# My family drinks wayyyy too much!



## belldandy13 (Sep 20, 2007)

This is what happens when you drink too much & pass out in my family.  Allow me to introduce my brother-in-law Hung, and my other brother-in-law's brother-in-law, Manh.  This is the Vietnamese side of my family.

Artwork done mostly by my lovely niece, Vi (she's only 13 but I think she has a promising future in make up artistry).












We couldn't get much work done on Hung cuz he's a light sleeper.

Manh's makeup is my fave.  Hope you enjoy as much as we did!


----------



## MACATTAK (Sep 20, 2007)

Very funny!


----------



## Perple1 (Sep 20, 2007)

That is HILARIOUS!!!!  Thanx for sharing ~ I needed a good laugh!


----------



## belldandy13 (Sep 20, 2007)

haha glad you ladies enjoyed it!~


----------



## CaraAmericana (Sep 20, 2007)

Oh. My. Goodness!


----------



## KAIA (Sep 20, 2007)

aaaaaaaaaaahahahahahahahaha very funny!!


----------



## lilMAClady (Sep 20, 2007)

Quote:

   Originally Posted by *belldandy13* 

 
_This is what happens when you drink too much & pass out in my family.  Allow me to introduce my brother-in-law Hung, and my other brother-in-law's brother-in-law, Manh.  This is the Vietnamese side of my family.

Artwork done mostly by my lovely niece, Vi (she's only 13 but I think she has a promising future in make up artistry).











We couldn't get much work done on Hung cuz he's a light sleeper.

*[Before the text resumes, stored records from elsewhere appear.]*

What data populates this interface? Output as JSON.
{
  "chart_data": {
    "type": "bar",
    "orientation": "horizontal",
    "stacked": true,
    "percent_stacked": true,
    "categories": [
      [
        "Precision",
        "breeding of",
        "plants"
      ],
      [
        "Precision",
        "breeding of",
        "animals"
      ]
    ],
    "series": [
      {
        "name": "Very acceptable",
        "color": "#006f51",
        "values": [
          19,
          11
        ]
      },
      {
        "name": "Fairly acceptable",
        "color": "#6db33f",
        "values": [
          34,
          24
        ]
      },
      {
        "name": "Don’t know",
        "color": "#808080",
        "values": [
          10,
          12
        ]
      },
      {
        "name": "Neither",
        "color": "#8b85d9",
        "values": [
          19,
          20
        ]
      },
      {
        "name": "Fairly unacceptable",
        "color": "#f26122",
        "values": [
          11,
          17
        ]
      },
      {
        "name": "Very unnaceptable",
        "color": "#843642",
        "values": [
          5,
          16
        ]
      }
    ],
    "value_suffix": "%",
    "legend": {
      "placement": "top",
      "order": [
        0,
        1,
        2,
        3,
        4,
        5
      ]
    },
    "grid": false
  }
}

Manh's makeup is my fave.  Hope you enjoy as much as we did!
	

	
	
		
		

		
		
	


	


_

 
LOL This is priceless! So funny! These pics are ones for your album and scrapbooks!


----------



## Jacq-i (Sep 21, 2007)

That's great!!


----------



## user79 (Sep 21, 2007)

lmfao


----------



## pichima (Sep 21, 2007)

hahahahahahahah!!!!!


----------



## xIxSkyDancerxIx (Sep 21, 2007)

ROFL!!!!!!

I think your niece is showing great potential to be a fantastic artist lol


----------



## n_c (Sep 21, 2007)

Lol!!!


----------



## Hilly (Sep 21, 2007)

LOL!! I bet they werent happy when they awoke!


----------



## moonsugar7 (Sep 21, 2007)

LOL!  Thanks for sharing these!


----------



## thelove4tequila (Sep 22, 2007)

He's a light sleeper even when he's passed out? Wow. I've done the same with my husband. Hilarious!


----------



## belldandy13 (Sep 22, 2007)

Quote:

   Originally Posted by *Hilly* 

 
_LOL!! I bet they werent happy when they awoke!_

 
hahaha nooooooooo they both had to work in the morning!  Manh couldn't get all the makeup off of his face puahahaha


----------



## macface (Sep 22, 2007)

funny


----------



## XShear (Oct 14, 2007)

LMFAO! This is GREAT. Thanks for posting this.


----------



## belldandy13 (Oct 14, 2007)

no prob! glad u enjoyed it xD


----------



## Krasevayadancer (Oct 15, 2007)

Hilarious!! I did that on my roommate and myself but we werent drunk- just bored and stupid and tired.


----------



## d_flawless (Oct 17, 2007)

uh oh...good times


----------



## matsubie (Mar 7, 2008)

Ahahahahahahahahahah!


----------



## ndn-ista (Mar 8, 2008)

LMFAO....we did something like this to my drunk cousin when we were vacationing in Cancun, it was loads of fun and memorable hahaha.


----------



## persephonewillo (Mar 10, 2008)

LMAO!  that's priceless


----------



## jenntoz (Mar 10, 2008)

That gave me a great laugh!  Thanks for sharing!


----------



## belldandy13 (Mar 10, 2008)

glad it made y'all laugh!


----------



## pinkstar (Mar 30, 2008)

hahahahaha love it!


----------



## ThePerfectScore (Apr 7, 2008)

hahahah! funny


----------



## Brittni (Apr 7, 2008)

Lmao, I love how he's labeled as "GONER"


----------



## COBI (Apr 7, 2008)

Lmfao!


----------



## User93 (Apr 8, 2008)

ahahha thats the funniest thing ever, thank you so much for sharing 
	

	
	
		
		

		
		
	


	



Once back in highschool times we were on a party aswell, and one guy got really wasted and was sleping on a sofa. So the other guy carefully took his socks off, they colored his toe nails with a red lacquer , then carefully put the socks back. Poor guy didnt notice anying as he woke up (who would check the toes, really). Then he got home (his brother said), took the shoes/socks off right in fron of his Mom.. ahaha i still laugh when think of that story and what she could possibly say.


----------